Copying Computer Software
Respect for intellectual effort and creativity is vital to academic discourse and enterprise. This principle applies to works of all authors and publishers in media. Because computer software is easily reproduced, respect for the work and creativity of others is especially critical. The University has both a legal and ethical responsibility to prevent unauthorized duplication and distribution of software.
Since unauthorized copying of software by individuals can harm the entire University, subjecting it to legal liabilities and making it more difficult to negotiate agreements that make software available at reasonable cost, it is the purpose of this policy to clarify the ramifications of such duplication and distribution, and to prevent such action.
It is the responsibility of all users of computer software to read and be aware of the terms and conditions of an acquired software product's license agreement, and to abide by such agreement.
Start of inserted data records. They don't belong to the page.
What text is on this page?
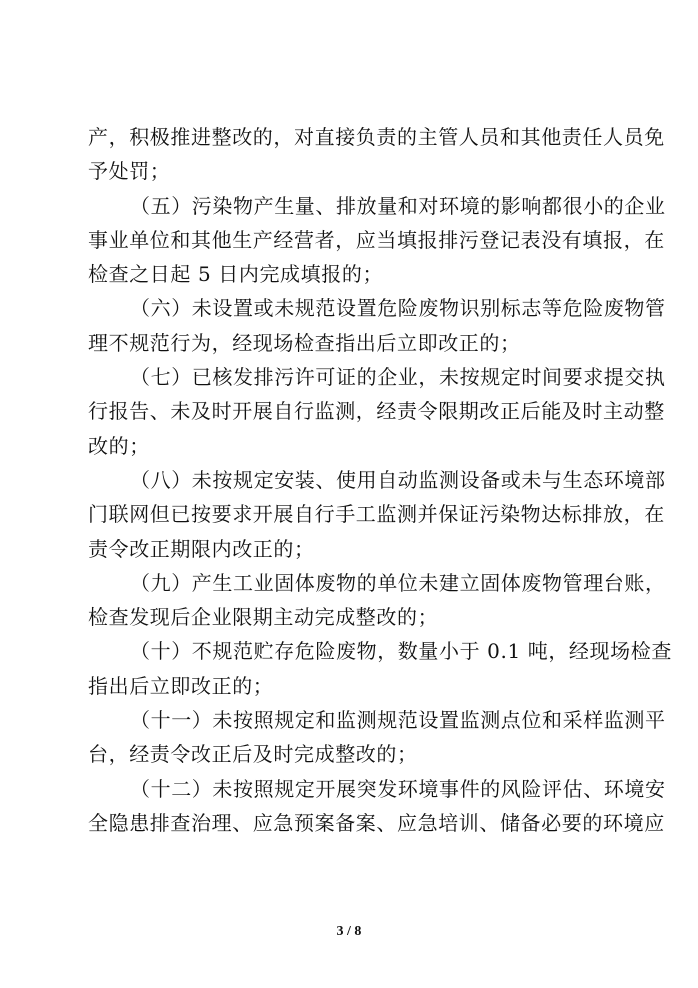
产，积极推进整改的，对直接负责的主管人员和其他责任人员免
予处罚；
（五）污染物产生量、排放量和对环境的影响都很小的企业
事业单位和其他生产经营者，应当填报排污登记表没有填报，在
检查之日起 5 日内完成填报的；
（六）未设置或未规范设置危险废物识别标志等危险废物管
理不规范行为，经现场检查指出后立即改正的；
（七）已核发排污许可证的企业，未按规定时间要求提交执
行报告、未及时开展自行监测，经责令限期改正后能及时主动整
改的；
（八）未按规定安装、使用自动监测设备或未与生态环境部
门联网但已按要求开展自行手工监测并保证污染物达标排放，在
责令改正期限内改正的；
（九）产生工业固体废物的单位未建立固体废物管理台账，
检查发现后企业限期主动完成整改的；
（十）不规范贮存危险废物，数量小于 0.1 吨，经现场检查
指出后立即改正的；
（十一）未按照规定和监测规范设置监测点位和采样监测平
台，经责令改正后及时完成整改的；
（十二）未按照规定开展突发环境事件的风险评估、环境安
全隐患排查治理、应急预案备案、应急培训、储备必要的环境应
3 / 8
It is the responsibility of professionals and skilled workers who provide information services and products, including instruction in the use of software resources, to refrain from copying and distributing software and related documentation, except as specifically authorized by licensed agreement, but also to clearly inform clients they are responsible licensees of such proprietary products.
Visit the FAQs for more information.
As software companies release newer versions of software, the older versions eventually become obsolete for the following reasons:
- The software vendor no longer offers technical support for problems encountered
- The files or documents created by the software may be in a format no longer recognized by current software, making them un-sharable
- The original disks from which the software was installed may have been lost and can no longer be replaced
- The software will no longer run under current computer operating systems
If a user or department needs assistance with such software, the 24/7 IT Support Center will recommend a currently supported software package that will perform the required functions and assist the user in making the transition to the new software.